Во Франции, однако, и, возможно, в таких странах, на которые непосредственно влияют французские взгляды — например, Бельгия и Швейцария, — обстоятельства были иными. Атеизм, который вспыхнул с первой французской революцией, начал утихать, дворянство и высшие классы были союзниками Рима отчасти по убеждению, отчасти из политики. В сельских районах кюре возобновили свое влияние на крестьянство, но рабочий класс в городах был разделен на два лагеря: свободомыслящие и ультрамонтаны; и разница между ними подчеркивалась тем обстоятельством, что ультрамонтаны были в целом консервативны, принимая сторону власть имущих, в то время как свободомыслящие были более или менее крайними республиканцами, социалистами или коммунистами.

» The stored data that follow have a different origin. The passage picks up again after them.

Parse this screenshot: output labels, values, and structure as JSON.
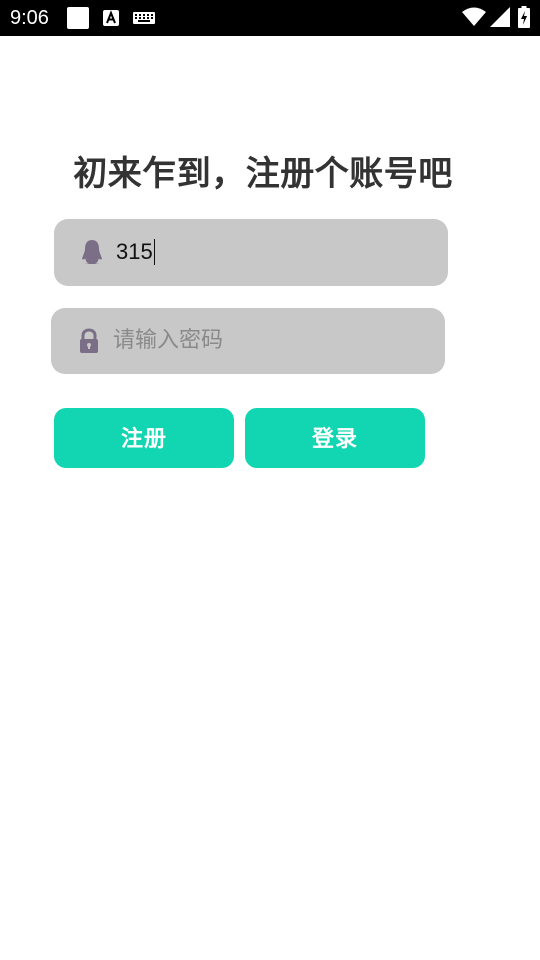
{
  "status_bar": {
    "time": "9:06",
    "icons": [
      "square-notification-icon",
      "a-notification-icon",
      "keyboard-icon",
      "wifi-icon",
      "signal-icon",
      "battery-charging-icon"
    ]
  },
  "title": "初来乍到，注册个账号吧",
  "username_field": {
    "icon": "qq-penguin-icon",
    "value": "315"
  },
  "password_field": {
    "icon": "lock-icon",
    "placeholder": "请输入密码"
  },
  "buttons": {
    "register_label": "注册",
    "login_label": "登录"
  },
  "colors": {
    "accent": "#12d6b2",
    "field_bg": "#c8c8c8",
    "icon": "#7a6f86",
    "title": "#333333"
  }
}
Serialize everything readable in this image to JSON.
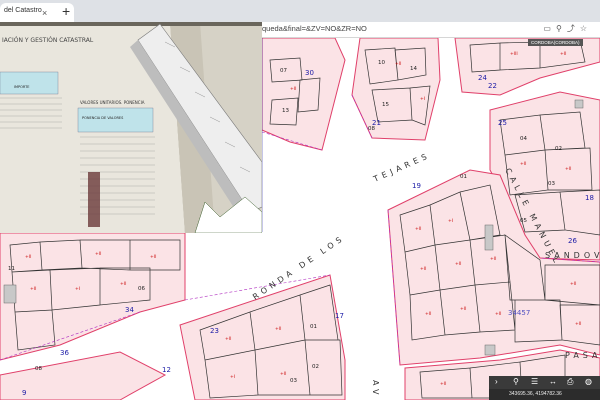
{
  "browser": {
    "tab_title": "del Catastro",
    "tab_close": "×",
    "new_tab": "+",
    "url": "queda&final=&ZV=NO&ZR=NO"
  },
  "map": {
    "town_tag": "CORDOBA(CORDOBA)",
    "streets": {
      "ronda": "RONDA DE LOS",
      "tejares": "TEJARES",
      "manuel": "CALLE MANUEL",
      "sandoval": "SANDOVAL",
      "pasaje": "PASAJE",
      "av": "AV"
    },
    "house_numbers": [
      "19",
      "34",
      "23",
      "30",
      "24",
      "22",
      "18",
      "17",
      "21",
      "36",
      "12",
      "9",
      "25",
      "26"
    ],
    "parcel_numbers": [
      "10",
      "14",
      "15",
      "08",
      "07",
      "13",
      "04",
      "01",
      "11",
      "06",
      "02",
      "03",
      "05",
      "24",
      "21",
      "20"
    ],
    "block_id": "34457"
  },
  "photo": {
    "document_header": "IACIÓN Y GESTIÓN CATASTRAL",
    "table_title": "VALORES UNITARIOS. PONENCIA",
    "table_col1": "IMPORTE",
    "table_col2": "PONENCIA DE VALORES"
  },
  "toolbar": {
    "coords": "343695.36, 4194782.36"
  }
}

Такова была ситуация во Франции, когда влияние ученых на религиозное мнение начало там ощущаться. Материалистические взгляды были с жадностью подхвачены парижской богемой и крайним крылом республиканской прессы. Высшие классы читали или просматривали английских ученых, и до начала франко-германской войны немецкие философы были в большой моде среди высших классов и в литературных кругах. Таким образом, Римской церкви пришлось столкнуться с атакой, сильно отличающейся от французской революции. Тогда коррупция и поддержка церковью тех, кто считался врагами страны, подвергли ее открытому насилию, продиктованному сильно возбужденными страстями. В последние дни Второй империи она была атакована в своих догмах оружием, заимствованным из научных исследований и спекуляций. Последняя атака была гораздо опаснее. Недовольство имперским правительством сделало многое, чтобы привлечь городских рабочих в ряды свободомыслящих, где теории ученых подтверждали их в новом атеизме. Парижское общество стало атеистическим, и все мужское население среднего класса гордилось своей свободой от всех религиозных предрассудков. То, что осталось от религии во Франции, было представлено старым дворянством, которое имело политический интерес в том, чтобы быть религиозным; крестьянами, которые считались слишком глупыми, чтобы понять новые научные истины; стариками, у которых не было мужества встретить могилу без утешения религии; и женщинами, которым, как признавали даже самые развратные кутилы, религия придавала особый шарм.